Very-Veggie Spaghetti Squash

Very-Veggie Spaghetti Squash

Gluten-free – Low fat – Vegetarian – Serves 2

Very-Veggie Spaghetti Squash is a mild and delicious meal. Roast up the squash to tender perfection, easily shredded with a fork to create delicate spaghetti-like strands. Super flavorful when combined with onions, mushrooms, spinach, peppers, tomatoes, and olives, this spaghetti squash casserole dish is a vibrant and healthy meal that’s both cozy and nourishing!

Very-Veggie Spaghetti Squash Ingredients

1 medium-sized spaghetti squashVery-Veggie Spaghetti Squash
Italian seasoning, garlic salt, and pepper
1 Tablespoon extra virgin olive oil, plus extra for brushing
1 large shallot or 1/2 small onion, chopped
3 cloves garlic, minced
2 vine-ripened tomatoes, seeded then chopped
1 Red or yellow pepper, chopped, diced
2 cups baby spinach, roughly chopped
1/2 cup crumbled feta cheese
1/4 cup pitted kalamata olives, sliced
1/4 cup lightly packed fresh basil, chopped

Directions

Preheat oven to 400 degrees then line a baking sheet with foil, spray with nonstick spray, to make spaghetti squash, then set aside. Cook the squash. Let cool for 10 minutes or so then use a fork to shred the meat onto a plate and set aside.

Heat extra virgin olive oil in a large skillet over medium heat then add peppers, shallots, or onions, season with salt and pepper, and then saute until tender, 5-7 minutes.
Add garlic then saute for 1 more minute. Add tomatoes then saute until just barely starting to break down, 1-2 minutes.
Add baby spinach, season with salt and pepper, then saute until just starting to wilt, 1 minute.
Add shredded spaghetti squash, feta cheese, kalamata olives, and basil to the skillet then toss to combine and serve. Enjoy!
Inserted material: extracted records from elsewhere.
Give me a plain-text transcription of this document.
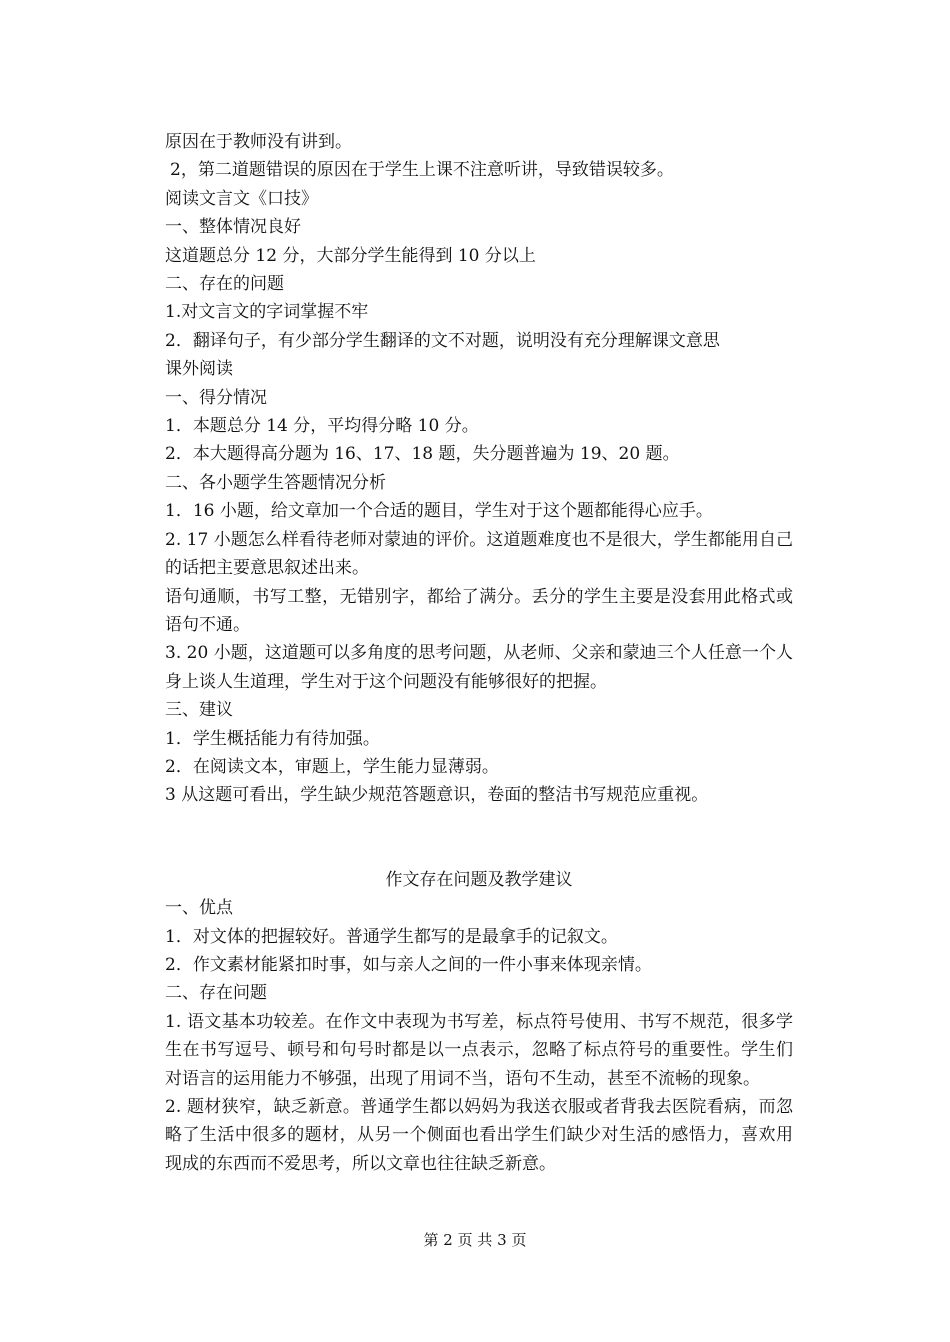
原因在于教师没有讲到。

2，第二道题错误的原因在于学生上课不注意听讲，导致错误较多。

阅读文言文《口技》

一、整体情况良好

这道题总分 12 分，大部分学生能得到 10 分以上

二、存在的问题

1.对文言文的字词掌握不牢

2．翻译句子，有少部分学生翻译的文不对题，说明没有充分理解课文意思

课外阅读

一、得分情况

1．本题总分 14 分，平均得分略 10 分。

2．本大题得高分题为 16、17、18 题，失分题普遍为 19、20 题。

二、各小题学生答题情况分析

1．16 小题，给文章加一个合适的题目，学生对于这个题都能得心应手。

2. 17 小题怎么样看待老师对蒙迪的评价。这道题难度也不是很大，学生都能用自己的话把主要意思叙述出来。

语句通顺，书写工整，无错别字，都给了满分。丢分的学生主要是没套用此格式或语句不通。

3. 20 小题，这道题可以多角度的思考问题，从老师、父亲和蒙迪三个人任意一个人身上谈人生道理，学生对于这个问题没有能够很好的把握。

三、建议

1．学生概括能力有待加强。

2．在阅读文本，审题上，学生能力显薄弱。

3 从这题可看出，学生缺少规范答题意识，卷面的整洁书写规范应重视。

作文存在问题及教学建议

一、优点

1．对文体的把握较好。普通学生都写的是最拿手的记叙文。

2．作文素材能紧扣时事，如与亲人之间的一件小事来体现亲情。

二、存在问题

1. 语文基本功较差。在作文中表现为书写差，标点符号使用、书写不规范，很多学生在书写逗号、顿号和句号时都是以一点表示，忽略了标点符号的重要性。学生们对语言的运用能力不够强，出现了用词不当，语句不生动，甚至不流畅的现象。

2. 题材狭窄，缺乏新意。普通学生都以妈妈为我送衣服或者背我去医院看病，而忽略了生活中很多的题材，从另一个侧面也看出学生们缺少对生活的感悟力，喜欢用现成的东西而不爱思考，所以文章也往往缺乏新意。

第 2 页 共 3 页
Very-Veggie Spaghetti Squash dish is a highly nutritious meal.
Here are some reasons why this dish can be considered nutritious:

Spaghetti Squash:

    • Low in Calories: Spaghetti squash is lower in calories compared to traditional pasta, making it a suitable option for those looking to reduce calorie intake.
    • Rich in Nutrients: It provides essential nutrients like vitamins A and C, potassium, and dietary fiber.
    • Low in Carbohydrates: Spaghetti squash is naturally lower in carbohydrates, making it a good choice for individuals managing their carb intake.

Vegetables:

    • Fiber: Vegetables like tomatoes and bell peppers commonly included in Very-Veggie Spaghetti Squash are high in fiber. Fiber is beneficial for digestive health and helps promote a feeling of fullness.
    • Vitamins and Minerals: Different vegetables contribute a variety of vitamins and minerals, enhancing the overall nutritional profile of the dish.
    • Antioxidants: Many vegetables are rich in antioxidants, which can help combat oxidative stress and inflammation in the body.

Lean Protein Sources (Optional):

    • Protein: Adding lean protein sources like grilled chicken, tofu, or beans can increase the protein content of the dish, supporting muscle health and providing satiety.

Customizable and Low in Processed Ingredients:

    • Whole Foods: Very-Veggie Spaghetti Squash typically involves whole, minimally processed ingredients, promoting a nutrient-dense and wholesome meal.
    • Customizable: The dish is versatile, allowing for creativity and customization based on personal preferences and dietary needs.

Gluten-Free:

    • Gluten-Free Option: Spaghetti squash is naturally gluten-free, making it suitable for individuals with gluten sensitivities or those following a gluten-free diet.

Reduced Refined Carbohydrates:

    • Lower in Refined Carbs: By replacing traditional pasta with spaghetti squash, the dish is lower in refined carbohydrates, contributing to better blood sugar control.